La poca experiencia del personal ha provocado fenómenos como el caso de conceder altas precipitadas, sin llegar muchas veces al fondo del asunto, a través de las pertinentes pruebas, lo que provoca que, en la gran mayoría de los casos, si la dolencia persiste, el perjudicado contacta con otro centro que prosiga lo realizado siguiendo las instrucciones del anterior médico, pudiendo ser éstas erróneas si el examen ha sido rápido, pudiendo agravar la dolencia en la siguiente intervención.

El objetivo actual es el de intentar evitar que el mayor número de pacientes ocupe las limitadas camas del hospital, por lo que la rapidez en los diagnósticos y el fomento abusivo de tomas de médicamente analgésicos son tónica habitual en la mayoría de los casos estudiados.

Otro caso frecuente deriva de la disminución de material sanitario para realizar las intervenciones, así como del material utilizado para esterilizar los dichos instrumentos, con la finalidad de desinfectarlos de una intervención a otra.

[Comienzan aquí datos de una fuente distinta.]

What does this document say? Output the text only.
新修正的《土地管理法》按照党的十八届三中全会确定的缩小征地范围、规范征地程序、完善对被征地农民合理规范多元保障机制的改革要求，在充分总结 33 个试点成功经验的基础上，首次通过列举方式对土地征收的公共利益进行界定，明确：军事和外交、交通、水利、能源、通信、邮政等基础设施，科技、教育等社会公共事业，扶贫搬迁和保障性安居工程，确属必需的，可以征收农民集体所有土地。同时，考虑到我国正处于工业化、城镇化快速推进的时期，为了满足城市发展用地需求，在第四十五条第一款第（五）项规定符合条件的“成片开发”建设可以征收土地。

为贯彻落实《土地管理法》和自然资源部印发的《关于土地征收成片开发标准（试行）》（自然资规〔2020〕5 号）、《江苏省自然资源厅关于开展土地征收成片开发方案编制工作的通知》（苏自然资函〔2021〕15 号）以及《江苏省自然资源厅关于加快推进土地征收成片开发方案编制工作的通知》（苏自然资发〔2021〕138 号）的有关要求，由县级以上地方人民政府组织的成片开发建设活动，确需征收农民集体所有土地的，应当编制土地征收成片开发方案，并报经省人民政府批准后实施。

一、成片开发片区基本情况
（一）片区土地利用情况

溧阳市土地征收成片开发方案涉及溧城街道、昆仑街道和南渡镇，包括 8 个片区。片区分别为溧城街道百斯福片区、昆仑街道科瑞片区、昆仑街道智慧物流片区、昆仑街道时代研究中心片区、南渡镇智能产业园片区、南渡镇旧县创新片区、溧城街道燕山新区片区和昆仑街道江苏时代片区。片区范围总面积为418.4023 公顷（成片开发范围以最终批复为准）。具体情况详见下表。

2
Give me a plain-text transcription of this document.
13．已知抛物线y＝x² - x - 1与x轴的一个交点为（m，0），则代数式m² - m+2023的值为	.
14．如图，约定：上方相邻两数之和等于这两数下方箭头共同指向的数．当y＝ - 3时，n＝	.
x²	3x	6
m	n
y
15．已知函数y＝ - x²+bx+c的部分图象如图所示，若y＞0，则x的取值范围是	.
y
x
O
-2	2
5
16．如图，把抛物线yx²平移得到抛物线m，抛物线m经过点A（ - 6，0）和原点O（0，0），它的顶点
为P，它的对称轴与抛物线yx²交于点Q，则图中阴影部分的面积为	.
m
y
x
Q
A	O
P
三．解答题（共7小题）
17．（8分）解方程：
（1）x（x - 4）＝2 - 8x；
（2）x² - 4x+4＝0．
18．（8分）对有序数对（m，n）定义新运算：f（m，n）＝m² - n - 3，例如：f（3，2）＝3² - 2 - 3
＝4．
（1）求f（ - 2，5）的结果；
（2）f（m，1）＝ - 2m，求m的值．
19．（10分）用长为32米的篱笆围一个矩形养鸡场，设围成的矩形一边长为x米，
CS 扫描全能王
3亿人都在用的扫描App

Esta situación se ha llevado, no solo vidas, sino que ha acortado la calidad de vida de otras, a través de la incapacitación del paciente tras haber sufrido lesiones o secuelas de la intervención que pretendía curarle.

Casos de Negligencias médicas por intervención mal realizada

La doctrina jurisprudencial es amplia en este aspecto, si bien en muchos casos al paciente no se le resarce al 100% en lo que pide, encontramos múltiples ejemplos de negligencia médica por intervención mal realizada, en los que el motivo que prima es la falta de información por parte del médico sobre los riesgos y posibles consecuentes de la intervención (Sentencia Tribunal Supremo Sala 1ª, S 8-4-2016, nº 227/2016, rec. 2050/2014)

Como caso mas concreto, y en los cuales una intervención que se ha llevado a cabo con negligencia, puede derivar en problemas a largo plazo, nos encontramos con el que se llevo a cabo a través de la Sentencia 517/2013, Sala 1ª, de 19 de julio, según la cual en un reputado centro médico habría realizado una reconstrucción mamaria a una paciente, de una manera que posteriormente los peritos determinaron de errónea, lo que llevo a la subsiguiente amputación del miembro.

Las razones fueron la asignación de otro facultativo, para realizar la operación, lo que puedo propiciar la inadecuada actuación; así como la falta de información de la intervención, que la perjudicó al padecer algunas de las contraindicaciones exigidas para realizar la operación, como lo es, por ejemplo, el hecho de ser fumadora activa.

El dato en España es preocupante, y más si cabe sabiendo que representan casi la mayoría en materia de negligencias en toda la Península.

El objetivo en estos casos es demostrar que efectivamente, alguna, o puede que un conjunto de las situaciones que hemos descrito anteriormente haya podido derivar en una mala praxis a la hora de tratar al paciente.

Por ello es importante contar con todo el historial médico o aporta cualquier documento o radiografía que pueda tener relación con la intervención que ha causado el perjuicio, por poca importancia que tenga, puesto que el más mínimo detalle puede ser importante para cuantificar el daño causado.